Limiting factors — Soil stratum data from borehole excavation serves as an informing factor to engineers designing retaining and load-bearing walls for stations, but the relationship between strata and design parameters remains obscure as a form of domain knowledge. Further insight into what considerations are made by engineers when looking over geological data is necessary, and additional data on the relationship between boreholes and station design features, i.e. walls, would be necessary to move toward predictive capability.
Reframing goals and the pathways to them — Given the limited predictive capacity of just borehole data, we will instead seek to build better understanding of the geological information through visualization, for the sake of future predictive efforts.

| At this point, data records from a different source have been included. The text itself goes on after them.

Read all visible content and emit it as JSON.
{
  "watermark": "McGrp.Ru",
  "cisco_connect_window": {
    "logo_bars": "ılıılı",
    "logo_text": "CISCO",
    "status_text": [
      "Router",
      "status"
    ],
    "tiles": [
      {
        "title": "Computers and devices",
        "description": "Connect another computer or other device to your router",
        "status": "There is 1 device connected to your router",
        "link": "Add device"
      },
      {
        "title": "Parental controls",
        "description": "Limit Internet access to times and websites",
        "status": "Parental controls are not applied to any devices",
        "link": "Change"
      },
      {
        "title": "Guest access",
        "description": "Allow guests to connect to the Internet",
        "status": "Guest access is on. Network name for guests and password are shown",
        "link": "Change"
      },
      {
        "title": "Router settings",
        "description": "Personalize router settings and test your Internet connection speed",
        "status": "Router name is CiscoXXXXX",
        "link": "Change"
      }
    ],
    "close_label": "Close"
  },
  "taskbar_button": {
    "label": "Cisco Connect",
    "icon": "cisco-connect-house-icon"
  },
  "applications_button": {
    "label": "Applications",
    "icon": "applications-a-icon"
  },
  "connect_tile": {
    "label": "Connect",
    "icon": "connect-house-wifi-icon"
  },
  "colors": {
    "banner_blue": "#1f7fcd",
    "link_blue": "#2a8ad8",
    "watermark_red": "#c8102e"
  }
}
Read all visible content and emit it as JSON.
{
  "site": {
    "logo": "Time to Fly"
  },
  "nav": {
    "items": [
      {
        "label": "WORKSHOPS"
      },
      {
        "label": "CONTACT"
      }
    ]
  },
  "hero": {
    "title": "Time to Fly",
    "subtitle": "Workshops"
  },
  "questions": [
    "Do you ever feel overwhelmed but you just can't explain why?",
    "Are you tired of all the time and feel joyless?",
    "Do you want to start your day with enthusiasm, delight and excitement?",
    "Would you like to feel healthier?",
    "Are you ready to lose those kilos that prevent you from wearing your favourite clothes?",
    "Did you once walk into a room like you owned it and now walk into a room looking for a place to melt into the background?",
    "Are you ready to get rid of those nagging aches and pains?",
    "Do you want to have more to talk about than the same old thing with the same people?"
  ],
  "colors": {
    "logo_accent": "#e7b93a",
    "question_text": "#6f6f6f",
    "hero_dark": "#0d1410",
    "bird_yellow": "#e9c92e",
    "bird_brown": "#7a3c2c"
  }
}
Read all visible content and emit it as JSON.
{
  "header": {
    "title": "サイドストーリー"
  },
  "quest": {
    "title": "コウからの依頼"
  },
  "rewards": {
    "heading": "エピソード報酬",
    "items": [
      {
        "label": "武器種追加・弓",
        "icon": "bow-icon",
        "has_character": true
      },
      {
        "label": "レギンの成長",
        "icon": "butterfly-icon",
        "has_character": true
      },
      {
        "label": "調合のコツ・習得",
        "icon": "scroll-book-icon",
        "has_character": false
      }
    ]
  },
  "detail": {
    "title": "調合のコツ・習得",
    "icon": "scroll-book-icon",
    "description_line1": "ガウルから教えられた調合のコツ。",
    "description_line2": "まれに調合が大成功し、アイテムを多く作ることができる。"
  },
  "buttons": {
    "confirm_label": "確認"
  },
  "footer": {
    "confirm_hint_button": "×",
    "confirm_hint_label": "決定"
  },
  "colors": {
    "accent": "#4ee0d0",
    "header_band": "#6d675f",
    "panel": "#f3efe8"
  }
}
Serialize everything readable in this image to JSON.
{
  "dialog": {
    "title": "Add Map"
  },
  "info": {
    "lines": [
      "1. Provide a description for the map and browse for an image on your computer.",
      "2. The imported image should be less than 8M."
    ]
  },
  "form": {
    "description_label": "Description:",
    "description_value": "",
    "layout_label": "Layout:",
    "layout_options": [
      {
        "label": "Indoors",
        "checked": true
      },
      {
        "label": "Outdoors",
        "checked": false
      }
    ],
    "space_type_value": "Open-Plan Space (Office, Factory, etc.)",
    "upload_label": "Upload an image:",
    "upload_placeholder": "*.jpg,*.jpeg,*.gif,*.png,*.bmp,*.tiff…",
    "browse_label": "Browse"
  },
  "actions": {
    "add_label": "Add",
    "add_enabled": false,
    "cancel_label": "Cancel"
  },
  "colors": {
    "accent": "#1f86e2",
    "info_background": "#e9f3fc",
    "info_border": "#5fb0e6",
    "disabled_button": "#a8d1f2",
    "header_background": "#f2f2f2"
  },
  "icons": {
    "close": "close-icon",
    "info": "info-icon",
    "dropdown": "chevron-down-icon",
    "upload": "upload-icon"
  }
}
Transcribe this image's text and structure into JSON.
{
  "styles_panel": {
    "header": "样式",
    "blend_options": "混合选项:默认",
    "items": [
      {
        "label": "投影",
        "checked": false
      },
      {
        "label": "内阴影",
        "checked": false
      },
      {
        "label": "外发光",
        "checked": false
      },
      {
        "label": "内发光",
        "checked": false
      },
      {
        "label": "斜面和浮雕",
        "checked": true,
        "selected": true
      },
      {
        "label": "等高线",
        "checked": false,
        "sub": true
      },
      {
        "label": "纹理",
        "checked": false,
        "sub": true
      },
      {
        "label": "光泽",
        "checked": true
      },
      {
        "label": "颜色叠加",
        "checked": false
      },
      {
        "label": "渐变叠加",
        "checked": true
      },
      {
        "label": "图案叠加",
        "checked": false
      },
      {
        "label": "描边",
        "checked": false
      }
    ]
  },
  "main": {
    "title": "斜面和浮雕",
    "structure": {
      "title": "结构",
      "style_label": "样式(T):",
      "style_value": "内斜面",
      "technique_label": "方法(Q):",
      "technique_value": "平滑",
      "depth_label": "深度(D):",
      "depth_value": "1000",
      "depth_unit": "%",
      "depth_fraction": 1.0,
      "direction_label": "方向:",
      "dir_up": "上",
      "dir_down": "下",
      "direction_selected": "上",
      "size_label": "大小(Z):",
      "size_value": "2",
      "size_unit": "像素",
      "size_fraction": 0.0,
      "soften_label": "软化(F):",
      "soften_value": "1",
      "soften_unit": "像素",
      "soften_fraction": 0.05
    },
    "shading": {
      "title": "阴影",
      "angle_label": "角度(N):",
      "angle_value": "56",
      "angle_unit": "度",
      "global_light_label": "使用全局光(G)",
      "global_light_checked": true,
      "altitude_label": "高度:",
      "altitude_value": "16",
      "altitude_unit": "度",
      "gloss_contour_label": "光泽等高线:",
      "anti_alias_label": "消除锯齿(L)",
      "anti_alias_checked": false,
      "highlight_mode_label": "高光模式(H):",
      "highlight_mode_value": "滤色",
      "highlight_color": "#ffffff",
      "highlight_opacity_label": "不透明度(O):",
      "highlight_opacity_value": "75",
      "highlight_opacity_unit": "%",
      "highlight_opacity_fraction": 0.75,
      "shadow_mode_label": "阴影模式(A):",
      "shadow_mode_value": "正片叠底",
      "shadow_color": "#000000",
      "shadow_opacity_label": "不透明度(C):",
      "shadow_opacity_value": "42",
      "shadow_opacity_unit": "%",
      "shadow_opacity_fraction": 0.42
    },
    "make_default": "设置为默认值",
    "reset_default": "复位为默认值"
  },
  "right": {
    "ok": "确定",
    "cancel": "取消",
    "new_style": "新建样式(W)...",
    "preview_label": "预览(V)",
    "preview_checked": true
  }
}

Data Preparation and Exploration
Data sources — We have two key data sets from the sponsor: A Microsoft Access file containing information on the geological properties of boreholes, as well as their locations; and a set of engineering drawings comprising 5 stations of Downtown Line 3, including reference tables to boreholes and the corresponding engineering design features.Pivot table — The first thing we needed to do was to pivot the borehole data such that stratum data is grouped by borehole, instead of stratum. Each borehole had different depths and number of strata, presumably dug and measured based on the surveyor’s insights on what is necessary for the project and possible on the site.
What’s immediately observable is that there are a few outlier (n=8) boreholes with unusually many strata identified, especially one with 64 strata. This drastically increases the number of features after pivoting, especially after including not only the baseline of each strata, but also the soil type. The feature space of the pivoted table is also consequentially considerably more sparse than the original ungrouped table. When attempting to build a predictive model in the future, the sparse matrix must be taken into consideration when selecting both the model and the implementation of the model.
CRS conversion — The other transformation that needed to be performed was to convert the borehole coordinates from the SVY21 projection to the WGS84 projection for easier visualization, and standardization of the coordinate reference system.